Can i use the Newton-Raphson method of scipy.optimize with a multiple variable system?

I wanted to do the Newton-Raphson method with scipy with a multivariable system. So, i followed this documentation. And here is an example code where i tried to solved my problem:

import numpy as np
from scipy.optimize import newton


def f(x):
    F = [0, 0]
    F[0] = 5 * x[0] + 7 * x[1] - 6
    F[1] = 10 * x[0] - 3 * x[1] - 46

    return F


def jacobian(x):
    F = np.zeros((2, 2))
    F[0, 0] = 5
    F[0, 1] = 7
    F[1, 0] = 10
    F[1, 1] = -3

    return F


q = [10, -10]
result = newton(f, q, fprime=jacobian, maxiter=10000, full_output=1)
print(result)

When i run this program without the 'fprime' parameter (in the newton function), i get the correct answer:

> result(root=array([ 3.99999999, -2.00000004]), converged=array([ True, True]), zero_der=array([False, False]))

But this is the secant method and i need the Newton method for a more complex problem. So when i run the code with the parameter 'fprime' i get the following error:

> IndexError: too many indices for array: array is 1-dimensional, but 2 were indexed

Seeing this error i tried several solutions, like changing the matrix F from the jacobian function to a normal list:

def jacobian(x):
    F = [0,0,0,0]
    F[0] = 5
    F[1] = 7
    F[2] = 10
    F[3] = -3

    return F

Or changing all the variable to numpy arrays, but i keep getting similar errors with index.

I want know if it is posible to do this system of equations with this scipy function and if not, i would like other alternatives with python.

The traceback is

  Cell In[46], line 26
    result = newton(f, q, fprime=jacobian, maxiter=10000, full_output=1)

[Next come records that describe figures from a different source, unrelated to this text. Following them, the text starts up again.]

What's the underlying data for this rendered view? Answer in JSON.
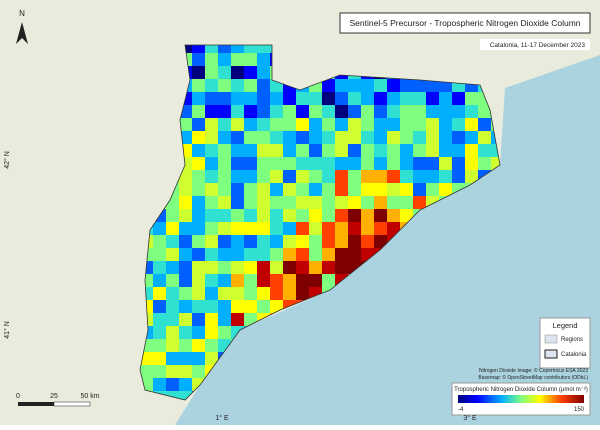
{
  "title": "Sentinel-5 Precursor - Tropospheric Nitrogen Dioxide Column",
  "subtitle": "Catalonia, 11-17 December 2023",
  "north": "N",
  "legend": {
    "title": "Legend",
    "items": [
      "Regions",
      "Catalonia"
    ]
  },
  "credits": [
    "Nitrogen Dioxide Image: © Copernicus ESA 2023",
    "Basemap: © OpenStreetMap contributors (ODbL)"
  ],
  "colorbar": {
    "title": "Tropospheric Nitrogen Dioxide Column (μmol m⁻²)",
    "min": -4,
    "max": 150
  },
  "scale_bar": {
    "labels": [
      "0",
      "25",
      "50 km"
    ]
  },
  "grid_labels": {
    "latitude": [
      "42° N",
      "41° N"
    ],
    "longitude": [
      "1° E",
      "3° E"
    ]
  }
}
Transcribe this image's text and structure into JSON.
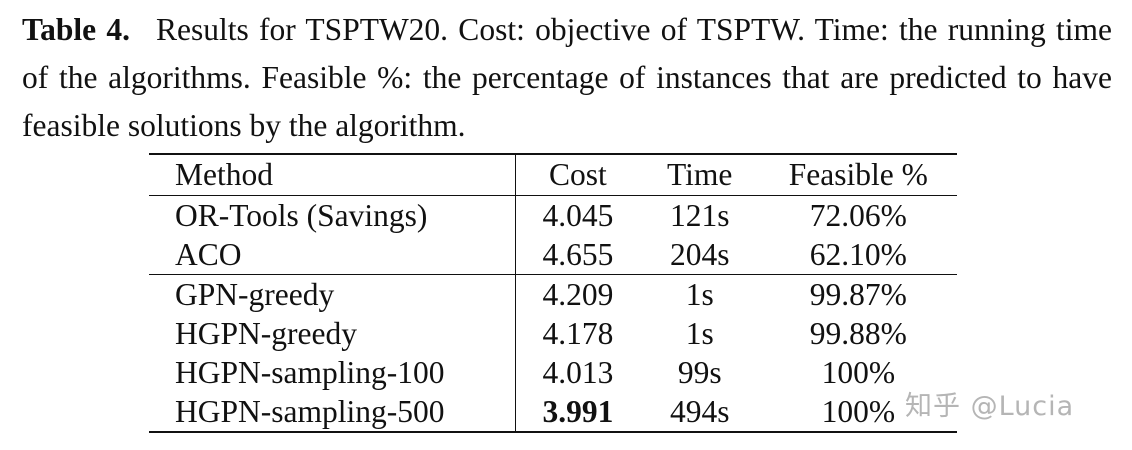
{
  "caption": {
    "label": "Table 4.",
    "text": "Results for TSPTW20. Cost: objective of TSPTW. Time: the running time of the algorithms. Feasible %: the percentage of instances that are predicted to have feasible solutions by the algorithm."
  },
  "table": {
    "headers": [
      "Method",
      "Cost",
      "Time",
      "Feasible %"
    ],
    "group1": [
      {
        "method": "OR-Tools (Savings)",
        "cost": "4.045",
        "time": "121s",
        "feasible": "72.06%"
      },
      {
        "method": "ACO",
        "cost": "4.655",
        "time": "204s",
        "feasible": "62.10%"
      }
    ],
    "group2": [
      {
        "method": "GPN-greedy",
        "cost": "4.209",
        "time": "1s",
        "feasible": "99.87%"
      },
      {
        "method": "HGPN-greedy",
        "cost": "4.178",
        "time": "1s",
        "feasible": "99.88%"
      },
      {
        "method": "HGPN-sampling-100",
        "cost": "4.013",
        "time": "99s",
        "feasible": "100%"
      },
      {
        "method": "HGPN-sampling-500",
        "cost": "3.991",
        "time": "494s",
        "feasible": "100%"
      }
    ]
  },
  "watermark": "知乎 @Lucia"
}
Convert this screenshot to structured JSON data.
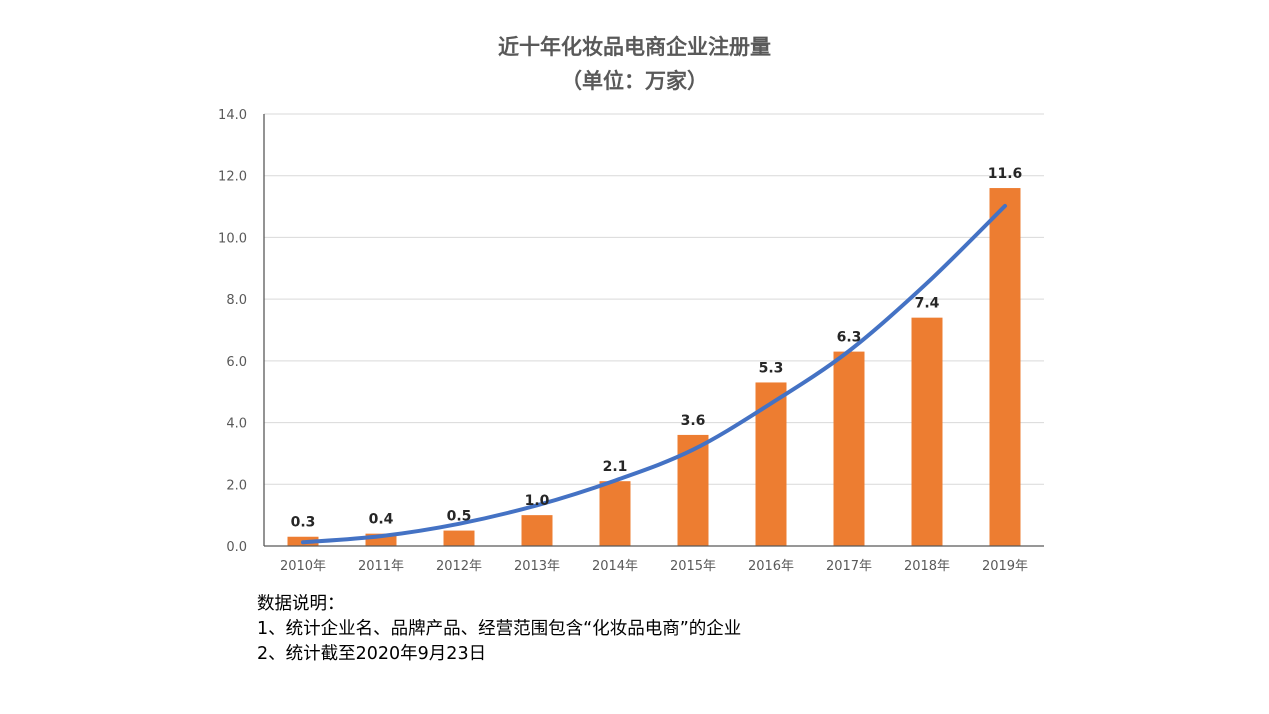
{
  "chart_data": {
    "type": "bar",
    "title": "近十年化妆品电商企业注册量",
    "subtitle": "（单位：万家）",
    "categories": [
      "2010年",
      "2011年",
      "2012年",
      "2013年",
      "2014年",
      "2015年",
      "2016年",
      "2017年",
      "2018年",
      "2019年"
    ],
    "values": [
      0.3,
      0.4,
      0.5,
      1.0,
      2.1,
      3.6,
      5.3,
      6.3,
      7.4,
      11.6
    ],
    "value_labels": [
      "0.3",
      "0.4",
      "0.5",
      "1.0",
      "2.1",
      "3.6",
      "5.3",
      "6.3",
      "7.4",
      "11.6"
    ],
    "ylim": [
      0,
      14
    ],
    "yticks": [
      "0.0",
      "2.0",
      "4.0",
      "6.0",
      "8.0",
      "10.0",
      "12.0",
      "14.0"
    ],
    "ytick_values": [
      0,
      2,
      4,
      6,
      8,
      10,
      12,
      14
    ],
    "xlabel": "",
    "ylabel": "",
    "grid": true,
    "legend": "none",
    "trendline": {
      "type": "polynomial",
      "values": [
        0.12,
        0.32,
        0.72,
        1.32,
        2.12,
        3.12,
        4.62,
        6.32,
        8.52,
        11.02
      ]
    },
    "colors": {
      "bar": "#ED7D31",
      "trendline": "#4472C4",
      "grid": "#D9D9D9",
      "axis": "#595959",
      "tick_text": "#595959",
      "value_label": "#262626"
    }
  },
  "notes": {
    "heading": "数据说明：",
    "line1": "1、统计企业名、品牌产品、经营范围包含“化妆品电商”的企业",
    "line2": "2、统计截至2020年9月23日"
  }
}
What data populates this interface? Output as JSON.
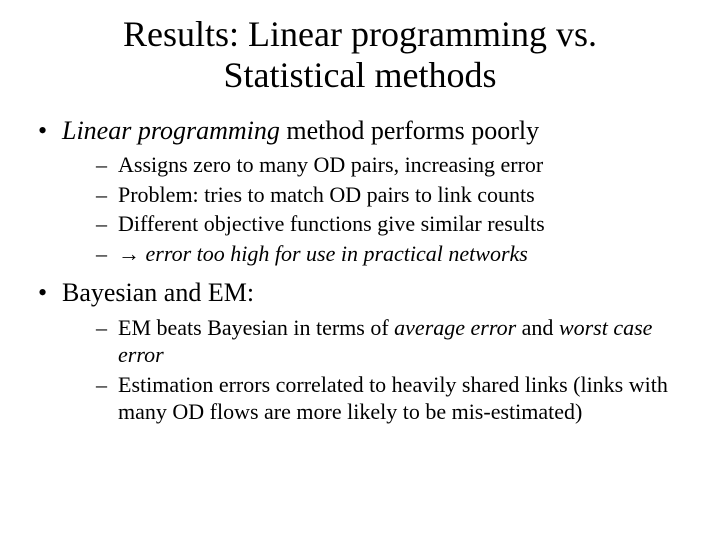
{
  "title": "Results: Linear programming vs. Statistical methods",
  "bullets": [
    {
      "prefix_italic": "Linear programming",
      "rest": " method performs poorly",
      "sub": [
        {
          "text": "Assigns zero to many OD pairs, increasing error"
        },
        {
          "text": "Problem: tries to match OD pairs to link counts"
        },
        {
          "text": "Different objective functions give similar results"
        },
        {
          "arrow": "→ ",
          "italic_text": "error too high for use in practical networks"
        }
      ]
    },
    {
      "text": "Bayesian and EM:",
      "sub": [
        {
          "pre": "EM beats Bayesian in terms of ",
          "i1": "average error",
          "mid": " and ",
          "i2": "worst case error"
        },
        {
          "text": "Estimation errors correlated to heavily shared links (links with many OD flows are more likely to be mis-estimated)"
        }
      ]
    }
  ]
}
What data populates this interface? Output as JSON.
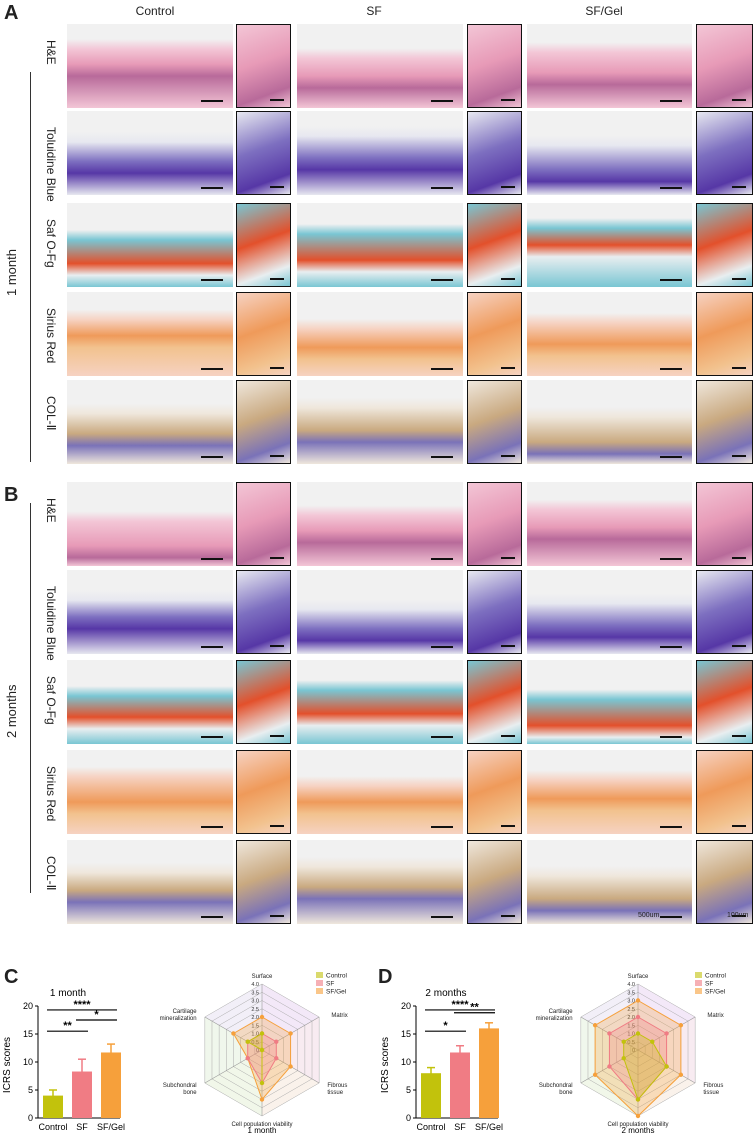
{
  "panels": {
    "A": "A",
    "B": "B",
    "C": "C",
    "D": "D"
  },
  "column_headers": [
    "Control",
    "SF",
    "SF/Gel"
  ],
  "stains": [
    "H&E",
    "Toluidine Blue",
    "Saf O-Fg",
    "Sirius Red",
    "COL-Ⅱ"
  ],
  "timepoints": {
    "a": "1 month",
    "b": "2 months"
  },
  "scale_labels": {
    "main": "500um",
    "inset": "100um"
  },
  "stain_colors": {
    "he": [
      "#f3c6d6",
      "#e79ab7",
      "#b86a9a"
    ],
    "tb": [
      "#e7e8f0",
      "#7d6fc0",
      "#5637a6"
    ],
    "saf": [
      "#79c6d3",
      "#e3502b",
      "#e8eef0"
    ],
    "sr": [
      "#f6d2c2",
      "#ef9a5a",
      "#f2c28e"
    ],
    "col": [
      "#efe7dc",
      "#c9a980",
      "#7a72b8"
    ]
  },
  "chart_data": [
    {
      "type": "bar",
      "title": "1 month",
      "ylabel": "ICRS scores",
      "categories": [
        "Control",
        "SF",
        "SF/Gel"
      ],
      "values": [
        4.0,
        8.3,
        11.7
      ],
      "errors": [
        1.0,
        2.2,
        1.5
      ],
      "colors": [
        "#c2c20c",
        "#f07c84",
        "#f6a03b"
      ],
      "ylim": [
        0,
        20
      ],
      "yticks": [
        "0",
        "5",
        "10",
        "15",
        "20"
      ],
      "significance": [
        {
          "label": "**",
          "from": "Control",
          "to": "SF"
        },
        {
          "label": "*",
          "from": "SF",
          "to": "SF/Gel"
        },
        {
          "label": "****",
          "from": "Control",
          "to": "SF/Gel"
        }
      ]
    },
    {
      "type": "radar",
      "title": "1 month",
      "axes": [
        "Surface",
        "Matrix",
        "Fibrous tissue",
        "Cell population viability",
        "Subchondral bone",
        "Cartilage mineralization"
      ],
      "ticks": [
        "0",
        "0.5",
        "1.0",
        "1.5",
        "2.0",
        "2.5",
        "3.0",
        "3.5",
        "4.0"
      ],
      "rmax": 4,
      "legend": [
        "Control",
        "SF",
        "SF/Gel"
      ],
      "series": [
        {
          "name": "Control",
          "color": "#c2c20c",
          "values": [
            1,
            0,
            0,
            2,
            0,
            1
          ]
        },
        {
          "name": "SF",
          "color": "#f07c84",
          "values": [
            1,
            1,
            1,
            2,
            1,
            1
          ]
        },
        {
          "name": "SF/Gel",
          "color": "#f6a03b",
          "values": [
            2,
            2,
            2,
            3,
            1,
            2
          ]
        }
      ]
    },
    {
      "type": "bar",
      "title": "2 months",
      "ylabel": "ICRS scores",
      "categories": [
        "Control",
        "SF",
        "SF/Gel"
      ],
      "values": [
        8.0,
        11.7,
        16.0
      ],
      "errors": [
        1.0,
        1.2,
        1.0
      ],
      "colors": [
        "#c2c20c",
        "#f07c84",
        "#f6a03b"
      ],
      "ylim": [
        0,
        20
      ],
      "yticks": [
        "0",
        "5",
        "10",
        "15",
        "20"
      ],
      "significance": [
        {
          "label": "*",
          "from": "Control",
          "to": "SF"
        },
        {
          "label": "**",
          "from": "SF",
          "to": "SF/Gel"
        },
        {
          "label": "****",
          "from": "Control",
          "to": "SF/Gel"
        }
      ]
    },
    {
      "type": "radar",
      "title": "2 months",
      "axes": [
        "Surface",
        "Matrix",
        "Fibrous tissue",
        "Cell population viability",
        "Subchondral bone",
        "Cartilage mineralization"
      ],
      "ticks": [
        "0",
        "0.5",
        "1.0",
        "1.5",
        "2.0",
        "2.5",
        "3.0",
        "3.5",
        "4.0"
      ],
      "rmax": 4,
      "legend": [
        "Control",
        "SF",
        "SF/Gel"
      ],
      "series": [
        {
          "name": "Control",
          "color": "#c2c20c",
          "values": [
            1,
            1,
            2,
            3,
            1,
            1
          ]
        },
        {
          "name": "SF",
          "color": "#f07c84",
          "values": [
            2,
            2,
            2,
            3,
            2,
            2
          ]
        },
        {
          "name": "SF/Gel",
          "color": "#f6a03b",
          "values": [
            3,
            3,
            3,
            4,
            3,
            3
          ]
        }
      ]
    }
  ]
}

  File ~\miniconda3\lib\site-packages\scipy\optimize\_zeros_py.py:277 in newton
    return _array_newton(func, x0, fprime, args, tol, maxiter, fprime2,

  File ~\miniconda3\lib\site-packages\scipy\optimize\_zeros_py.py:401 in _array_newton
    dp = fval[nz_der] / fder[nz_der]

IndexError: too many indices for array: array is 1-dimensional, but 2 were indexed

Changing the ipython %xmode` to verbose, the error line, with context and variables is:

File ~\miniconda3\lib\site-packages\scipy\optimize\_zeros_py.py:401, in _array_newton(func=<function f>, x0=[10, -10], fprime=<function jacobian>, args=(), tol=1.48e-08, maxiter=10000, fprime2=None, full_output=1)
    399     break
    400 # Newton step
    400 # Newton step
--> 401 dp = fval[nz_der] / fder[nz_der]
        nz_der = array([[ True,  True],
       [ True,  True]])
        fval = array([-26,  84])
        fder = array([[ 5.,  7.],
       [10., -3.]])

I think fval is the 1d array produced by f(q). fder is the 2d array produced by jacobian, and nz_der looks like a matching shape boolean.

You/we need to review the newton docs to see what shape of a result the fprime must be.

The docs aren't specific about what fprime must return, but from that error, and the examples like fprime=lambda x: 3 * x**2), it must be a 1d array like f(q), the same shape as in guess q. You are trying to provide the 2d dz/dx.

Using np.array([5,7,10,-3]) has indexing problem at the same place, only with a (4,) boolean instead of the (2,2).

From your linked docs:

> If x0 is a sequence with more than one item, newton returns an array: the zeros of the function from each (scalar) starting point in x0. In this case, func must be vectorized to return a sequence or array of the same shape as its first argument. If fprime (fprime2) is given, then its return must also have the same shape: each element is the first (second) derivative of func with respect to its only variable evaluated at each element of its first argument.